IEEE J Biomed Health Inform. 2023 Aug;27(8):4131-4142. doi: 10.1109/JBHI.2023.3279340. Epub 2023 Aug 7.
With the extensive use of Machine Learning (ML) in the biomedical field, there was an increasing need for Explainable Artificial Intelligence (XAI) to improve transparency and reveal complex hidden relationships between variables for medical practitioners, while meeting regulatory requirements. Feature Selection (FS) is widely used as a part of a biomedical ML pipeline to significantly reduce the number of variables while preserving as much information as possible. However, the choice of FS methods affects the entire pipeline including the final prediction explanations, whereas very few works investigate the relationship between FS and model explanations. Through a systematic workflow performed on 145 datasets and an illustration on medical data, the present work demonstrated the promising complementarity of two metrics based on explanations (using ranking and influence changes) in addition to accuracy and retention rate to select the most appropriate FS/ML models. Measuring how much explanations differ with/without FS are particularly promising for FS methods recommendation. While reliefF generally performs the best on average, the optimal choice may vary for each dataset. Positioning FS methods in a tridimensional space, integrating explanations-based metrics, accuracy and retention rate, would allow the user to choose the priorities to be given on each of the dimensions. In biomedical applications, where each medical condition may have its own preferences, this framework will make it possible to offer the healthcare professional the appropriate FS technique, to select the variables that have an important explainable impact, even if this comes at the expense of a limited drop of accuracy.

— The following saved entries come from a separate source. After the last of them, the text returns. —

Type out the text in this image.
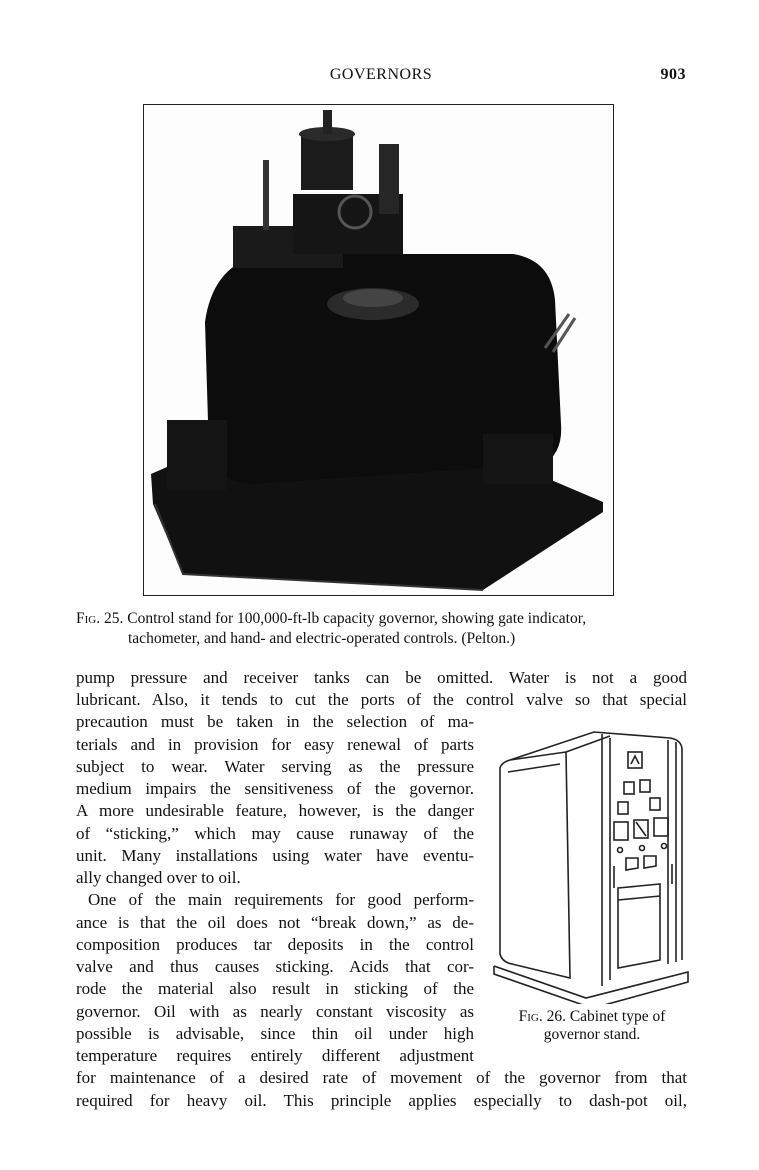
GOVERNORS	903
Fig. 25. Control stand for 100,000-ft-lb capacity governor, showing gate indicator,
tachometer, and hand- and electric-operated controls. (Pelton.)
pump pressure and receiver tanks can be omitted. Water is not a good
lubricant. Also, it tends to cut the ports of the control valve so that special
precaution must be taken in the selection of ma-
terials and in provision for easy renewal of parts
subject to wear. Water serving as the pressure
medium impairs the sensitiveness of the governor.
A more undesirable feature, however, is the danger
of “sticking,” which may cause runaway of the
unit. Many installations using water have eventu-
ally changed over to oil.
One of the main requirements for good perform-
ance is that the oil does not “break down,” as de-
composition produces tar deposits in the control
valve and thus causes sticking. Acids that cor-
rode the material also result in sticking of the
governor. Oil with as nearly constant viscosity as
possible is advisable, since thin oil under high
temperature requires entirely different adjustment
for maintenance of a desired rate of movement of the governor from that
required for heavy oil. This principle applies especially to dash-pot oil,
Fig. 26. Cabinet type of
governor stand.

随着机器学习(ML)在生物医学领域的广泛应用,人们越来越需要可解释人工智能(XAI)来提高透明度,并揭示医学从业者之间复杂的隐藏变量关系,同时满足监管要求。特征选择(FS)被广泛用作生物医学 ML 管道的一部分,以在尽可能保留信息的同时,显著减少变量的数量。然而,FS 方法的选择会影响整个管道,包括最终的预测解释,而很少有研究探讨 FS 与模型解释之间的关系。通过对 145 个数据集进行系统的工作流程,并在医学数据上进行说明,本工作展示了基于解释的两种度量(使用排名和影响变化)与准确性和保留率相结合,除了选择最合适的 FS/ML 模型之外,还具有很大的互补性。测量解释在有无 FS 时的差异对于 FS 方法的推荐特别有前景。虽然 reliefF 通常平均表现最好,但对于每个数据集,最佳选择可能有所不同。将 FS 方法定位在一个包含解释的三维空间中,整合基于解释的度量、准确性和保留率,将允许用户为每个维度上的优先级做出选择。在生物医学应用中,每种医疗情况可能都有其自身的偏好,这个框架将使医疗保健专业人员能够选择合适的 FS 技术,选择具有重要可解释性影响的变量,即使这是以精度的有限下降为代价的。